Apart from this past Friday, you'd have to go back to September 1st to see lower mortgage rates than today.  It probably makes the best sense to view last Friday as a slightly overdone rally as opposed to viewing today as some sort of ominous shift.

More importantly, it probably doesn't matter which way it's viewed because the incoming economic data has the potential to send rates significantly higher or lower.  We've had our eye on the next 4 days of data for 3 weeks now due to the ate market's preference for two key monthly economic reports.

The first key report is CPI, the consumer price index, which serves as the most widely traded update on inflation. The last release was on November 14th and it sent rates quickly lower.

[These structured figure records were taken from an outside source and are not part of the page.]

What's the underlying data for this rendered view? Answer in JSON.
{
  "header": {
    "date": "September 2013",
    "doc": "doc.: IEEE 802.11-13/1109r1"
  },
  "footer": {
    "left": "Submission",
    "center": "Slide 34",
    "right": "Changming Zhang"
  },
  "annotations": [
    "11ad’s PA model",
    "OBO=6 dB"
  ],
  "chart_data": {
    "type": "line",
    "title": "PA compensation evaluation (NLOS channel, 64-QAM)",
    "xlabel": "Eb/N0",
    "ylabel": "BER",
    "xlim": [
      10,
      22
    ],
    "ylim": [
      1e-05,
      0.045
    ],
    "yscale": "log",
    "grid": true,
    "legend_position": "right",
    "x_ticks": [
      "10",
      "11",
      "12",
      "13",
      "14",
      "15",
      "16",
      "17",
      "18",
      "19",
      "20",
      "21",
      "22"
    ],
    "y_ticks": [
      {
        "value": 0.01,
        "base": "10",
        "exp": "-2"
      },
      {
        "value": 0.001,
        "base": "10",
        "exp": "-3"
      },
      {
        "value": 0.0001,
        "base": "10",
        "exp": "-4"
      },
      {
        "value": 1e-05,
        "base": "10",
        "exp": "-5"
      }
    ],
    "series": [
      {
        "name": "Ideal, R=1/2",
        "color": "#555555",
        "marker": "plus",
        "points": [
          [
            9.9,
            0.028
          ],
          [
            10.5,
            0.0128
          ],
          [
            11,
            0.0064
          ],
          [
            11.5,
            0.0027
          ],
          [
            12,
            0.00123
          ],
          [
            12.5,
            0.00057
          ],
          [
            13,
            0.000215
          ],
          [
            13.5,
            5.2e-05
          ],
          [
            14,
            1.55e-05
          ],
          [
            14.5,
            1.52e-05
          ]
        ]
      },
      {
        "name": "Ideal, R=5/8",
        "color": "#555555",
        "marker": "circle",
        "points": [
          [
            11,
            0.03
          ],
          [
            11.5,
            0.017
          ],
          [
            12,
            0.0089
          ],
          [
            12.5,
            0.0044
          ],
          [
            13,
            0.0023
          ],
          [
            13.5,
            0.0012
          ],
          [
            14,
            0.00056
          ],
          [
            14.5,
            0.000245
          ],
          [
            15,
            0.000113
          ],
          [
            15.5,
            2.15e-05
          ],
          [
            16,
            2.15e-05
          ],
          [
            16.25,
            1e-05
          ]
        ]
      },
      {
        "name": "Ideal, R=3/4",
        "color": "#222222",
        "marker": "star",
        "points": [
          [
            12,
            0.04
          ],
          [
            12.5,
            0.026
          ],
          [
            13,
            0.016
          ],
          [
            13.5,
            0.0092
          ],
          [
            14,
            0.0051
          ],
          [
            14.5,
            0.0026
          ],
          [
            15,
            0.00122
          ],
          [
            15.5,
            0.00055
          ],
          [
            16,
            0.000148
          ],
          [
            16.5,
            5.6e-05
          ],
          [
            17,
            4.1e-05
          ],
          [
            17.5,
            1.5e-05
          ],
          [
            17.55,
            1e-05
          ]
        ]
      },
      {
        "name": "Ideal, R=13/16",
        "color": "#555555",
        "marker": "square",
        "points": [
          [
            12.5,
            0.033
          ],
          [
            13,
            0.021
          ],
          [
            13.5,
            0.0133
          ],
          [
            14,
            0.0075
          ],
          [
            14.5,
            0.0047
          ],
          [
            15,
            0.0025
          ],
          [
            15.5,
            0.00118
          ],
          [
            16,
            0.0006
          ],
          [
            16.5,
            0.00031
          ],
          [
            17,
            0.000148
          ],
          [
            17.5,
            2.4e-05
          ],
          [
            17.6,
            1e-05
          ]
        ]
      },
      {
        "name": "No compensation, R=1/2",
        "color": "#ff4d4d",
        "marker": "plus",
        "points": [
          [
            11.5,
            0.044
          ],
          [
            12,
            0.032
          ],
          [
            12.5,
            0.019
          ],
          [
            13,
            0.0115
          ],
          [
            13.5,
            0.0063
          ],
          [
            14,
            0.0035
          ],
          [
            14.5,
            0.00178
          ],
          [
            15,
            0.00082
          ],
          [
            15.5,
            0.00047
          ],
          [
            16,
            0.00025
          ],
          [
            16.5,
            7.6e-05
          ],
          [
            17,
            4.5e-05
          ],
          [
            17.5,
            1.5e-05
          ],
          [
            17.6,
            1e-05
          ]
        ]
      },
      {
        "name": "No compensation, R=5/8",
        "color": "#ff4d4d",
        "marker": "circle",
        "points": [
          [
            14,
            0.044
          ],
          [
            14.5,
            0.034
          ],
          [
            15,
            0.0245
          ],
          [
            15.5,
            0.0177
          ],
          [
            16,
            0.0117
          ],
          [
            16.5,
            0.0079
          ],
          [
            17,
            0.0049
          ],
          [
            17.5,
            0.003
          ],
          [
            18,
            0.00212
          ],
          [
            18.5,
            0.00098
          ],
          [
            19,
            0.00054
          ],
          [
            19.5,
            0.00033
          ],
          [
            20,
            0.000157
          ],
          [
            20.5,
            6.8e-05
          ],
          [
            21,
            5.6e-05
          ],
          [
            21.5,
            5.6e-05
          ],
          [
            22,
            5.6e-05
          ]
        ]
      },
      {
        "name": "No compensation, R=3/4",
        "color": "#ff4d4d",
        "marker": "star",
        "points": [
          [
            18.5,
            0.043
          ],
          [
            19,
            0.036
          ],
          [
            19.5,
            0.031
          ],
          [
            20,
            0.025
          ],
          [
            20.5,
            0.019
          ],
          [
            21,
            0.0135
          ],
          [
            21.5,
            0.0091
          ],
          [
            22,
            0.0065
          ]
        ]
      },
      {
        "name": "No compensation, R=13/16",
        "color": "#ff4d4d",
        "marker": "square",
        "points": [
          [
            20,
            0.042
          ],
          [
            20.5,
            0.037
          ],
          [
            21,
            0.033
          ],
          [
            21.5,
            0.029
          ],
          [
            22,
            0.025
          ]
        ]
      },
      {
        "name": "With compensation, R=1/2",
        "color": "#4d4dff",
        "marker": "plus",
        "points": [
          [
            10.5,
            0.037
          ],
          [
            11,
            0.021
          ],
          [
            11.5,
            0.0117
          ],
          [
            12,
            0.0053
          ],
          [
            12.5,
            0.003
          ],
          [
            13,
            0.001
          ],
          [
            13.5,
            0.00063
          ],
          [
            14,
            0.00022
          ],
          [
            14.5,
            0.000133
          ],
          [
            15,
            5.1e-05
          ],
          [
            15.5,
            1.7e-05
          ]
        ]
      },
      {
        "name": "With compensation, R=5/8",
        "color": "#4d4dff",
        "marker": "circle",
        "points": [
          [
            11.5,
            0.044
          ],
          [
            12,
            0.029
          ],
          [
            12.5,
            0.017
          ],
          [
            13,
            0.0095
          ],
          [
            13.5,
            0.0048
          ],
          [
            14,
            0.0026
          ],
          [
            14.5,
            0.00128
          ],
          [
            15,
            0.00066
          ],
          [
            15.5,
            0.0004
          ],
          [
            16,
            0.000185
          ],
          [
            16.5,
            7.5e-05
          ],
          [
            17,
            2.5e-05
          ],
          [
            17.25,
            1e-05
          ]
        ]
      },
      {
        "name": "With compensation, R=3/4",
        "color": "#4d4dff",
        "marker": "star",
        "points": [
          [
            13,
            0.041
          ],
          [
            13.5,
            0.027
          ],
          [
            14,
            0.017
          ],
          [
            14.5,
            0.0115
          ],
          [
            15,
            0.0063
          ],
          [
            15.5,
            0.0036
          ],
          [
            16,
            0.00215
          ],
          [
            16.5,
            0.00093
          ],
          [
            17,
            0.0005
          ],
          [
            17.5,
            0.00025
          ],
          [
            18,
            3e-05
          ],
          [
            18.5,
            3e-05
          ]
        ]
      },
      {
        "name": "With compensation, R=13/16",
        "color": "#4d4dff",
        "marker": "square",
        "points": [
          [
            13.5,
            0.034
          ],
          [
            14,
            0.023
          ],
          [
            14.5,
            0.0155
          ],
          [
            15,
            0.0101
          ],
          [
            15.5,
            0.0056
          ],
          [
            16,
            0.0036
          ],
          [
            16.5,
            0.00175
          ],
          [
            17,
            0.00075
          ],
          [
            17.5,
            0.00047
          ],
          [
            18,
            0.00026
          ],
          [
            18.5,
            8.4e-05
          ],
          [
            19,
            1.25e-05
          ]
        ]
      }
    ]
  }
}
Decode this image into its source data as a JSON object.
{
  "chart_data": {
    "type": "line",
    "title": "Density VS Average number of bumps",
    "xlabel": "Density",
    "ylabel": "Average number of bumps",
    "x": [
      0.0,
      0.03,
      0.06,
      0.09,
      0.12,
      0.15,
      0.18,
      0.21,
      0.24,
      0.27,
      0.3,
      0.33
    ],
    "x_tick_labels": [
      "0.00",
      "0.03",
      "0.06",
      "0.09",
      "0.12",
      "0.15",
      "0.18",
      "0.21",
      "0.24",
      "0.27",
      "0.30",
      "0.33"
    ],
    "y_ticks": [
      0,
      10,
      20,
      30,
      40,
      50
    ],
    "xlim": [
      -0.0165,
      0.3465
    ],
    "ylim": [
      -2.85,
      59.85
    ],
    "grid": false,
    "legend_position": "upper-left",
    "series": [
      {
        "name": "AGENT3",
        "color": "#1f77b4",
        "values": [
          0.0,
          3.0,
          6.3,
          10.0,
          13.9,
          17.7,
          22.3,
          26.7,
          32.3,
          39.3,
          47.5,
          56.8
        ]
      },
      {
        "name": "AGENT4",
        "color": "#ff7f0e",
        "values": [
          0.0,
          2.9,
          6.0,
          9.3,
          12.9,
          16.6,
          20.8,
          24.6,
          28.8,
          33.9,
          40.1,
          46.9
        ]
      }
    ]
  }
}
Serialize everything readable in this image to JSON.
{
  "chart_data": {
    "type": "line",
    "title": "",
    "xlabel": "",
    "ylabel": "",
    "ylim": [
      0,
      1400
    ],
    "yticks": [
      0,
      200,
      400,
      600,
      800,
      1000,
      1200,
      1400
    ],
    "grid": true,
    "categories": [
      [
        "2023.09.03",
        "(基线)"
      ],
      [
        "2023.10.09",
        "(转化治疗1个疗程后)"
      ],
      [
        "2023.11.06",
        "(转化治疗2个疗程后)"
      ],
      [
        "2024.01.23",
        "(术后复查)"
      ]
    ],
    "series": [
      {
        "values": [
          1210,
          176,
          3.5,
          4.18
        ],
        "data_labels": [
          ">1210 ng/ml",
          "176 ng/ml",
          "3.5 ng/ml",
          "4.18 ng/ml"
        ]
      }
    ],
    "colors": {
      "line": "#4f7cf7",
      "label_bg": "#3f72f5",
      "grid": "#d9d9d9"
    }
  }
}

The other key report is the big jobs report, aka "The Employment Situation" or NFP (an abbreviation of the data's headline component: non-farm payrolls).  That doesn't arrive until Friday, but NFP week brings several supporting actors that often get the volatility rolling in one direction or the other.  The first of these (ISM Non-Manufacturing and the Job Openings and Labor Turnover Survey) will be out tomorrow morning at 10am ET.

In many ways, this entire week of data is in a position to confirm or reject the positive rate momentum seen over the past 3 weeks.

For today, the average lender remains in the low 7% range for a top tier conventional 30yr fixed scenario.